French Ambassador to Nicaragua
- In office 15 July 2011 – August 2015

Personal details
- Born: 16 July 1955 (age 70) Le Mans, France
- Party: RPR

= Antoine Joly =

French politician

Antoine Joly (16 July 1955) is a French politician who served as ambassador to Suriname, CARICOM and Guyana from 2017 until 2021.

==Biography==
Joly was born in Le Mans, and graduated from Sciences Po. He started his career for the City of Paris and in 1981 became the head of the Tax and Economic Office. From 28 March 1993 until 21 April 1997, Joly was the deputy for Sarthe's 3rd constituency in the National Assembly. His party affiliation is RPR. From 15 July 2011 until August 2015 he served as French ambassador to Nicaragua.

On 17 January 2017 Joly was appointed as the French ambassador to Suriname as well the ambassador for French Guiana to the CARICOM, and non-resident ambassador to Guyana.

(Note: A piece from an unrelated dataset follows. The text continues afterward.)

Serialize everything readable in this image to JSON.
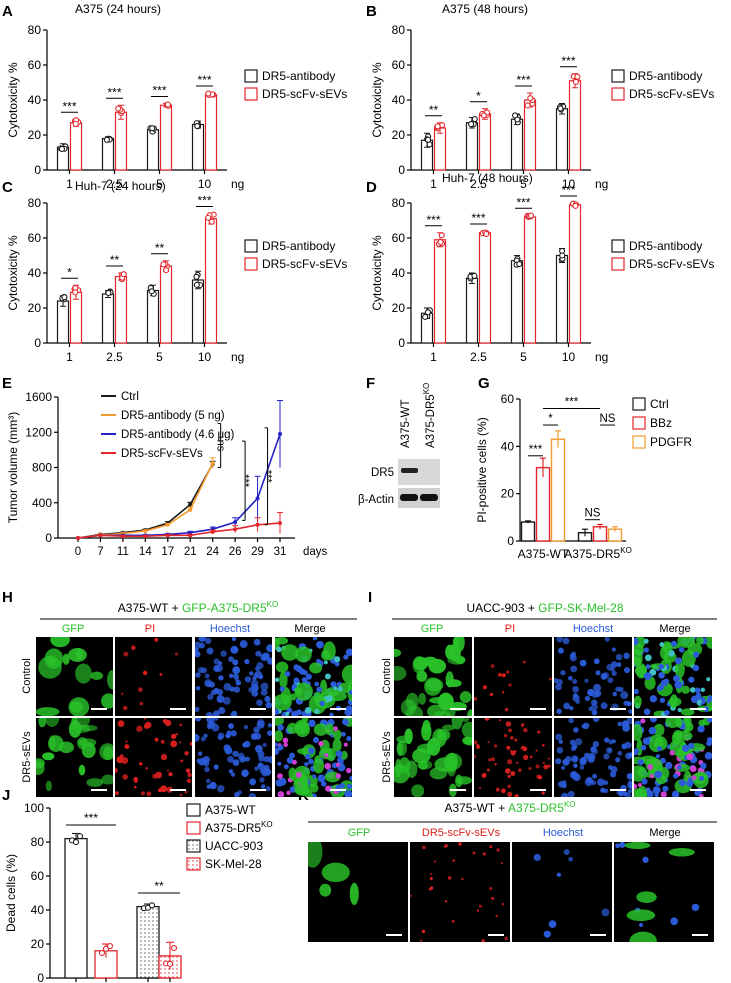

On 24 March 2020, Joly became the eighth case of COVID-19 in Suriname. Joly got infected when he was in a small waiting room of Zorg en Hoop Airport together with a Dutch person who was later diagnosed positive in the Netherlands.
Joly was first treated at the Wanica Hospital in Lelydorp. Joly only had mild symptoms, therefore he was transported to Cayenne in French Guiana on 29 March 2020, where he was quarantined. On 7 April 2020 Joly recovered from COVID-19. On 8 April 2020, Joly returned to Suriname to resume his duties.

On 8 September 2021, Joly retired and was succeeded by Pierre Lanapats. During his tenure, he established the first joint police post, judicial cooperation, and helped pass a border protocol. Joly expressed his regrets that he was not able to resolve the 1891 border dispute. On 6 October 2021, he was awarded the Grand Cordon of the Honorary Order of the Palm by President Santokhi.